Turbulent drag reduction by compliant lubricating layer

We propose a physically-sound explanation for the drag reduction (DR) mechanism in a lubricated channel, a flow configuration in which an interface separates a thin layer of fluid (viscosity $\eta_1$) from a main layer of fluid (viscosity $\eta_2$). To single out the effect of surface tension, we focus initially on two fluids having same density and viscosity, and we then consider a wide range of viscosities of the lubricating layer: from $\lambda=\eta_1/\eta_2=0.25$ (less viscous) up to $\lambda=\eta_1/\eta_2=4.00$ (more viscous). A database comprising DNS of two-phase flow channel turbulence is used to study the physical mechanisms driving DR, which we report between 20\% and 30\% for $\lambda \leq 1$, 10 \% for $\lambda=2.00$ and absent for $\lambda=4.00$. The maximum DR occurs when the two fluids have the same viscosity ($\lambda=1$), and corresponds to the relaminarization of the lubricating layer.

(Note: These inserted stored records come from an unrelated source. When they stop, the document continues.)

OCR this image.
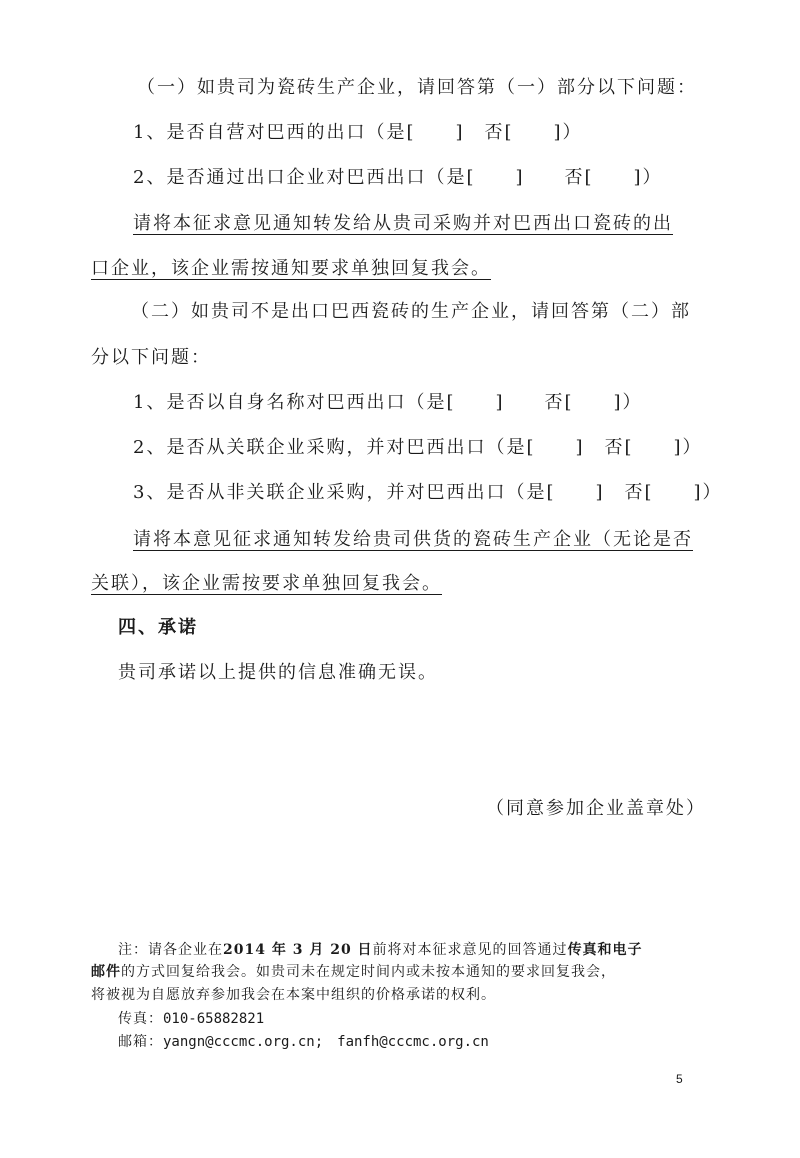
（一）如贵司为瓷砖生产企业，请回答第（一）部分以下问题：
1、是否自营对巴西的出口（是[　　]　否[　　]）
2、是否通过出口企业对巴西出口（是[　　]　　否[　　]）
请将本征求意见通知转发给从贵司采购并对巴西出口瓷砖的出
口企业，该企业需按通知要求单独回复我会。
（二）如贵司不是出口巴西瓷砖的生产企业，请回答第（二）部
分以下问题：
1、是否以自身名称对巴西出口（是[　　]　　否[　　]）
2、是否从关联企业采购，并对巴西出口（是[　　]　否[　　]）
3、是否从非关联企业采购，并对巴西出口（是[　　]　否[　　]）
请将本意见征求通知转发给贵司供货的瓷砖生产企业（无论是否
关联），该企业需按要求单独回复我会。
四、承诺
贵司承诺以上提供的信息准确无误。
（同意参加企业盖章处）
注：请各企业在2014 年 3 月 20 日前将对本征求意见的回答通过传真和电子
邮件的方式回复给我会。如贵司未在规定时间内或未按本通知的要求回复我会，
将被视为自愿放弃参加我会在本案中组织的价格承诺的权利。
传真：010-65882821
邮箱：yangn@cccmc.org.cn;　fanfh@cccmc.org.cn
5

Decreasing the viscosity of the lubricating layer ($\lambda<1$) induces a marginally decreased DR, but also helps sustaining strong turbulence in the lubricating layer. This led us to infer two different mechanisms for the two drag-reduced systems, each of which is ultimately controlled by the outcome of the competition between viscous, inertial and surface tension forces.